Religious left continues to mull over its future

And this just in from the "values" wars. Sen. Edward Kennedy has asked member of his staff to investigate how liberals can talk about God. They may even need to do a better job of talking about God on television and the Internet, in order to compete with those mass-media superstars Jerry Falwell and Pat Robertson.

Say what?

It is a bit hard to make sense out of the recent Boston Globe report by Glen Johnson, which ran under the rather weak headline, "From left, religious figures make a push." The big news seems to be that (a) the religious left exists, (b) it believes that moral values affect topics other than gay rights and abortion, (c) that religious liberals are very, very mad about the outcome of the Nov. 2 elections and (d) they need another Bill Clinton who knows how to sin, confess and preach and sound like he knows what he's doing.

Of course, regular readers of GetReligion, The Revealer or any major newspaper with a solid religion reporter already knew all of this. What is interesting about Johnson's report is its clear assumption that the mainstream left is ready to get down to business and crack this God thing in time for the 2006 elections. I mean, brace yourself, they are holding conference calls about it.

It appears that the dreaded religious right is not going to quit on its own, even if its old guard has all but vanished from the national scene. The Globe report notes:

'The religious right has been effectively organizing for 35 years, and as I always say, it took Moses 40 years to lead his people out of the wilderness, and it's going to take us a few years more to catch up," said the Rev. Bob Edgar, general secretary of the National Council of Churches USA and a former Democratic congressman from Pennsylvania.

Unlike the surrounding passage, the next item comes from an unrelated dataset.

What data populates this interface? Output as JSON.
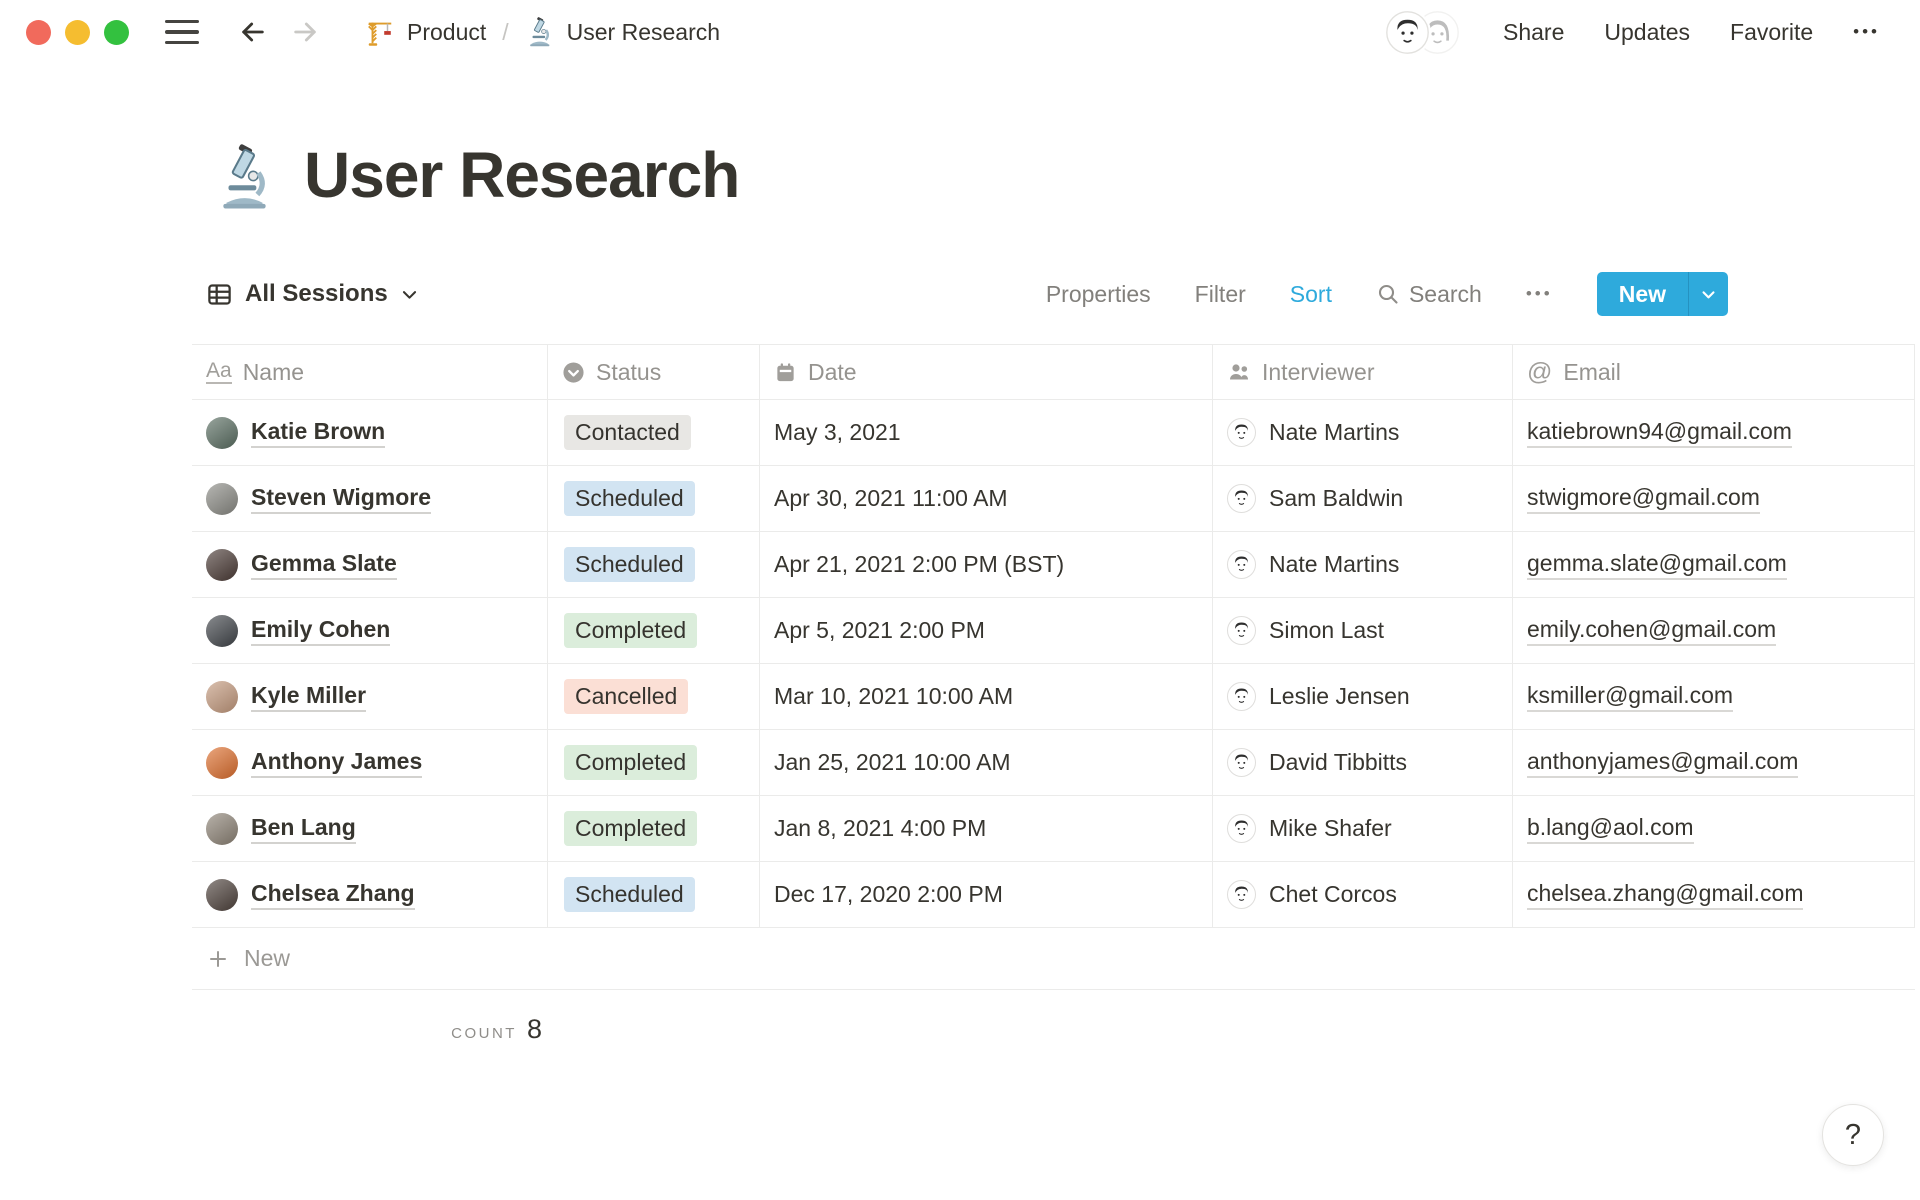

Edgar is part of a group that holds a conference call each Thursday to discuss the liberal response to national and world affairs, a telephonic gathering convened last year in the run-up to the US invasion of Iraq. . . .

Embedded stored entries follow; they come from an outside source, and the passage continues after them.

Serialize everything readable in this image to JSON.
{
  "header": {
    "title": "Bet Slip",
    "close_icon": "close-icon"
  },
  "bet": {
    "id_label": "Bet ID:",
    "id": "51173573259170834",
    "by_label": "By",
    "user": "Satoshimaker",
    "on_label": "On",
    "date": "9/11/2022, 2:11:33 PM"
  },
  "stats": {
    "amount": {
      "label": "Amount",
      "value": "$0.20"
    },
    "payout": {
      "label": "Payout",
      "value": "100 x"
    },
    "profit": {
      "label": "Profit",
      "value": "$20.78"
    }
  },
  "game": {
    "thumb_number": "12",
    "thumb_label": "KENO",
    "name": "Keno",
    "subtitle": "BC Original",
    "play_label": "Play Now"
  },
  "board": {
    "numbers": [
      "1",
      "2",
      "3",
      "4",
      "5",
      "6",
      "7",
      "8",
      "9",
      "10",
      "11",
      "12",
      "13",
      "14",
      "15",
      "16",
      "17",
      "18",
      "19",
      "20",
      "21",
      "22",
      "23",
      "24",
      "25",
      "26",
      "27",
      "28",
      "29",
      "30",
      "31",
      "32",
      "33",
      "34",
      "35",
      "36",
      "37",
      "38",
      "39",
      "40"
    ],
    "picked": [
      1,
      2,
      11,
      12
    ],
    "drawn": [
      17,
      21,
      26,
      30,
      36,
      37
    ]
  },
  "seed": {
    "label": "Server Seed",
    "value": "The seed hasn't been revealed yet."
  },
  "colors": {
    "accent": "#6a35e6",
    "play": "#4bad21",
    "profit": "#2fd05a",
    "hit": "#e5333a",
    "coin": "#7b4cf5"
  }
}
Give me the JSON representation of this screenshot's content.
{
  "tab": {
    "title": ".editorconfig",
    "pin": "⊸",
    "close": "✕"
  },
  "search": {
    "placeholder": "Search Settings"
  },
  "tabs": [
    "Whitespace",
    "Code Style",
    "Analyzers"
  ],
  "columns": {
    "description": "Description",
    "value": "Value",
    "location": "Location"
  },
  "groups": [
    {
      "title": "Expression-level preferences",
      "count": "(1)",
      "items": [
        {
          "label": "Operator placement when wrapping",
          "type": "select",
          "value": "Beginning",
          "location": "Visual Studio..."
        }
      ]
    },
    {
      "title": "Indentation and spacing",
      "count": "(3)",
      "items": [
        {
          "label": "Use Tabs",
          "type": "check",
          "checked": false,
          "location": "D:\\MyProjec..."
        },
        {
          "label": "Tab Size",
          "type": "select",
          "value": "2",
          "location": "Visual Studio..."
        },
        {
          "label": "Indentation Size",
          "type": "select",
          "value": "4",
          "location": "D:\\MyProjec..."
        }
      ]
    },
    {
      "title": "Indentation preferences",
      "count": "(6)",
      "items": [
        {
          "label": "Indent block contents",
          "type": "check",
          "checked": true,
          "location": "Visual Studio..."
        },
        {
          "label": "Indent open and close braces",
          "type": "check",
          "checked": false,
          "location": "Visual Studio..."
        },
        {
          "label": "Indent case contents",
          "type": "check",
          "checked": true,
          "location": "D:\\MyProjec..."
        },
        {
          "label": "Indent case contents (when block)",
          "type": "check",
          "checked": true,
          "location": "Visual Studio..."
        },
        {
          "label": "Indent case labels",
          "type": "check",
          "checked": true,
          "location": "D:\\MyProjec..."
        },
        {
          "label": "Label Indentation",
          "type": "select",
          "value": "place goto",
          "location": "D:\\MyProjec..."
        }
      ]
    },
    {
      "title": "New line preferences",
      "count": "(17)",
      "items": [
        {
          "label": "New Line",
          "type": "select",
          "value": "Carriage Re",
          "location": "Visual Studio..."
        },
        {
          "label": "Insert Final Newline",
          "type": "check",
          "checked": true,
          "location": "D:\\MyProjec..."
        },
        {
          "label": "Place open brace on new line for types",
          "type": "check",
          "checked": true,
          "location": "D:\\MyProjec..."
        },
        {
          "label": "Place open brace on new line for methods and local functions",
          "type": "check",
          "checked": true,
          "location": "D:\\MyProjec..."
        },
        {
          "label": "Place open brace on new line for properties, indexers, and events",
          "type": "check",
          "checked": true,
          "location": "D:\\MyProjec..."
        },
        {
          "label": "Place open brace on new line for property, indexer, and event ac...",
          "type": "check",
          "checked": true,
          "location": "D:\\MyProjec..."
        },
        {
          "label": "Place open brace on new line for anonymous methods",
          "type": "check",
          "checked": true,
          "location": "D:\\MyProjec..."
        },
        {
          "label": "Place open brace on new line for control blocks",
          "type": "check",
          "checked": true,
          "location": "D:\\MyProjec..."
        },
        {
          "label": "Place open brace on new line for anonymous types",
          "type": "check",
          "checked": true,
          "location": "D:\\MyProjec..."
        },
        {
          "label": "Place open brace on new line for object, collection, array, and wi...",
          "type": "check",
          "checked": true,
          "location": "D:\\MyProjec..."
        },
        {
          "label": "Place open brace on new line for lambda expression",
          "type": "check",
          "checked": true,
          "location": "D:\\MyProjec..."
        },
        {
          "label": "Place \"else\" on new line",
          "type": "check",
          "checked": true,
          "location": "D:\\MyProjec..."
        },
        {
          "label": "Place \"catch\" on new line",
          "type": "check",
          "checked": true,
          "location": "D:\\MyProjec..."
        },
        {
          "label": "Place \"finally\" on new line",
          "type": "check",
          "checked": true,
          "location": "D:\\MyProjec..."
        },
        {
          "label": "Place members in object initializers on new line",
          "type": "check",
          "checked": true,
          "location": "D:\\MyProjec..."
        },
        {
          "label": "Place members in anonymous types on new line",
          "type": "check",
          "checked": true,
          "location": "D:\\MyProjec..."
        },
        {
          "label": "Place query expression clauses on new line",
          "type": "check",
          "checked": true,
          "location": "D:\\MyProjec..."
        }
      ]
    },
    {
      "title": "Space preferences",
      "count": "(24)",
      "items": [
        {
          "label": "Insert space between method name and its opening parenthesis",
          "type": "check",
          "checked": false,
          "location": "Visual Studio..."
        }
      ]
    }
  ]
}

Among as many as 40 people on the line any Thursday are Jim Wallis, who convened Call to Renewal, a faith-based response to world poverty; the Rev. C. Welton Gaddy of the Interfaith Alliance; the Rev. James A. Forbes Jr., pastor of the Riverside Church in New York; and Marian Wright Edelman, president of the Children's Defense Fund.

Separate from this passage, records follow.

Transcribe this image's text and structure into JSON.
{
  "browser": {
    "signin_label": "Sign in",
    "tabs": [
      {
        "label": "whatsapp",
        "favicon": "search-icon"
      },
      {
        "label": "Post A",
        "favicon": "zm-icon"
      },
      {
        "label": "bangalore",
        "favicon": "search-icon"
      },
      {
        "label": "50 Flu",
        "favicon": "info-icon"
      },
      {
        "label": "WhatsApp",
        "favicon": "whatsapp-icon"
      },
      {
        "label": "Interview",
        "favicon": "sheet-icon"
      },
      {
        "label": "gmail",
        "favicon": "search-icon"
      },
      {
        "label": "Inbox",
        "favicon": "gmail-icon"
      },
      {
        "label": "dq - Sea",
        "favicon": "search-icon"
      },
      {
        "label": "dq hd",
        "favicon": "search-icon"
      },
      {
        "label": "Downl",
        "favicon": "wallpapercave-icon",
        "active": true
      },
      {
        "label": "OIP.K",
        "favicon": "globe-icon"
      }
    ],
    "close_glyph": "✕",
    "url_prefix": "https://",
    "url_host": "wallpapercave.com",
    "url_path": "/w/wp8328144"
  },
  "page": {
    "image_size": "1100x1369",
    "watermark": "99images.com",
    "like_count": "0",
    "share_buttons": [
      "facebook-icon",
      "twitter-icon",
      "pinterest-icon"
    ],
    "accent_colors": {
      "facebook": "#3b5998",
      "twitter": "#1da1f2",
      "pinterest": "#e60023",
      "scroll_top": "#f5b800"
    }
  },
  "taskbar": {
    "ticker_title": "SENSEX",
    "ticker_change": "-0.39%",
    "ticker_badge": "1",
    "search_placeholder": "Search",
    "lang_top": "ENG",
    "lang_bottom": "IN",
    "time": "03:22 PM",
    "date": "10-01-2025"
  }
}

There's a lot more to report, including the interesting details about Kennedy's staff plunging into research into how Democrats can get religion. It also notes some complex poll results that show just how small the true "values vote" impact was in the election. It was strategic, but small.

Meanwhile, one of the most outspoken voices on the religious left openly asked -- once again -- if progressives would be willing to make any kind of compromises in order to walk their talk on cultural issues such as abortion.

Wallis, who edits Sojourners magazine in addition to leading Call to Renewal, said the most urgent challenge for Democrats is to open up about their moral values, as well as their faith, where appropriate. Wallis said abortion offers one such opportunity.

'They say, 'Keep abortion safe, legal, and rare,' but they do nothing but try to keep it legal; they do nothing to make it rare," he said. 'The Democrats ought to say, 'Let's work on reducing abortion rates, adoption reform, helping low-income women.' We could work on that together, prolife and prochoice, and reduce the abortion rate in the process."

Here is the question that I have yet to see asked in one of these valid and timely reports on the religious left. How many of these clerics represent denominations, churches or movements that are growing? The whole oldline world represented by the National Council of Churches has lost about a third of its members in the past generation or so and its membership lists contain a high percentage of older Americans. Meanwhile, the churches on the moral right are either holding their own or continuing to grow, especially in all of those red zip codes.

Meanwhile, the number of secular or post-Judeo-Christian Christian believers is rising -- the segment of the population that I like to refer to as the Da Vinci Vote. However, these voters will not be found in the facing sanctuaries of the oldline world. You are more likely to find them at the multiplex or at the mall.

The problem for the Democrats is trying to find a message that appeals to those who cherish traditional religious values, while appealing at the same time to those who sincerely hate traditional religious values. That will be hard to do. Where is Oprah when you need her?